Après deux ans, surfant sur une vague (modérée) d'enthousiasme général, arrive Les Linceuls. Une énième interaction avec le genre, bien que chargée d'une prémisse frappante : un homme, marqué par la perte de sa femme, décide d'inventer une technologie qui lui permet d'observer en temps réel la décomposition de son corps.
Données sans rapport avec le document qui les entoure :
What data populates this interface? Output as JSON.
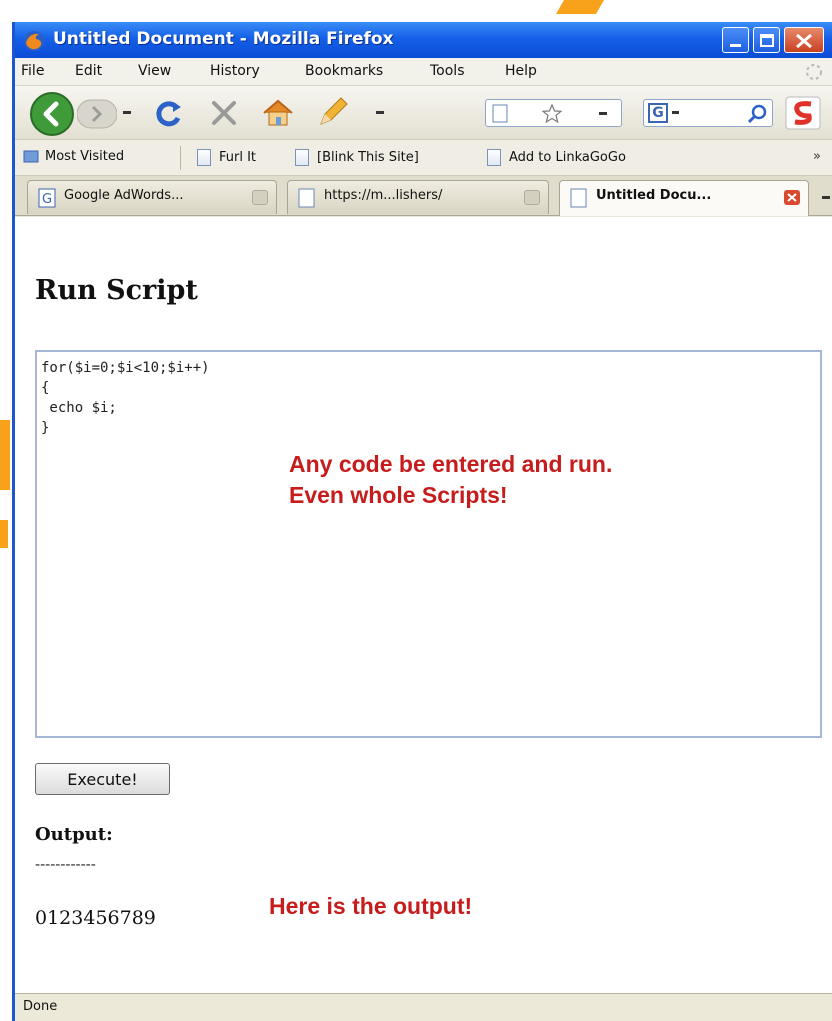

Ajoutons que le protagoniste, à l'allure sportive de Vincent Cassel, semble en tous points un alter ego de Cronenberg, qui a récemment perdu sa conjointe. Un alignement de facteurs qui semblait parfait pour une dernière danse du genre. Une lettre à la mort.
Cronenberg et le body horror ont-ils encore quelque chose à dire?
Les Linceuls cependant déraille rapidement, se perdant dans un complot conspirationniste inutile et inquiétant, aussi ennuyeux que frustrant. Et surtout dans une réalisation technique bâclée, pauvre en idées, design et décors. Pourtant, la prémisse initiale suffisait à nous rappeler combien le body horror peut être puissant, une potentielle métaphore parfaite du deuil. Regarder la mémoire et une partie de votre vie s'effondrer devant vos yeux, sans pouvoir rien faire pour l'arrêter. Et quoi de mieux pour véhiculer le concept que la décomposition en direct qu'un corps.
Peut-être que Cronenberg n'est plus adapté au genre qu'il a inventé. Après tout, l'essence du body horror relie la sphère corporelle à tout le reste et ainsi avec le passage du temps, le corps se décompose et par conséquent, tout le reste aussi. Peut-être que David n'a plus rien à donner au genre. Mais, comme nous l'avons vu, il en va de même pour le body horror. Et c'est merveilleux qu'à une époque où le concept de réappropriation du corps féminin est si central, ce sont les femmes qui ont pris le contrôle du genre ces dernières années, comme Julia Ducournau avec Titane, Palme d'Or en 2021, ou Coralie Fargeat, également à Cannes 2024 avec The Substance, avec Demi Moore et Margaret Qualley, qui nous a offert le film le plus disruptif et surprenant de ce Festival, sur lequel nous reviendrons très probablement dans les mois à venir.
La nécessité d'être iconoclastes
Que cela soit clair, dans le domaine de la critique, ce n'est jamais un plaisir à parler mal de quelqu'un. Encore moins lorsqu'il s'agit de critiquer des auteurs comme David Cronenberg (ou comme ce fut le cas les jours précédents avec Coppola), des gens qui ont construit les fondations sur lesquelles repose notre passion. Mais c'est justement en "tuant" le passé que de tels auteurs ont vu le jour. Le Nouvel Hollywood - dont le Canadien Cronenberg ne faisait techniquement pas partie, mais qui a émergé à la même période - était fondé sur la rupture avec les modèles passés. Alors pourquoi sommes-nous si réticents aujourd'hui à remettre en question le travail des grands maîtres ? Pourquoi ressentons-nous le besoin d'être révérencieux envers certains noms? Il serait approprié d'éviter un tel mépris et de leur accorder, toujours avec respect, l'honneur des armes.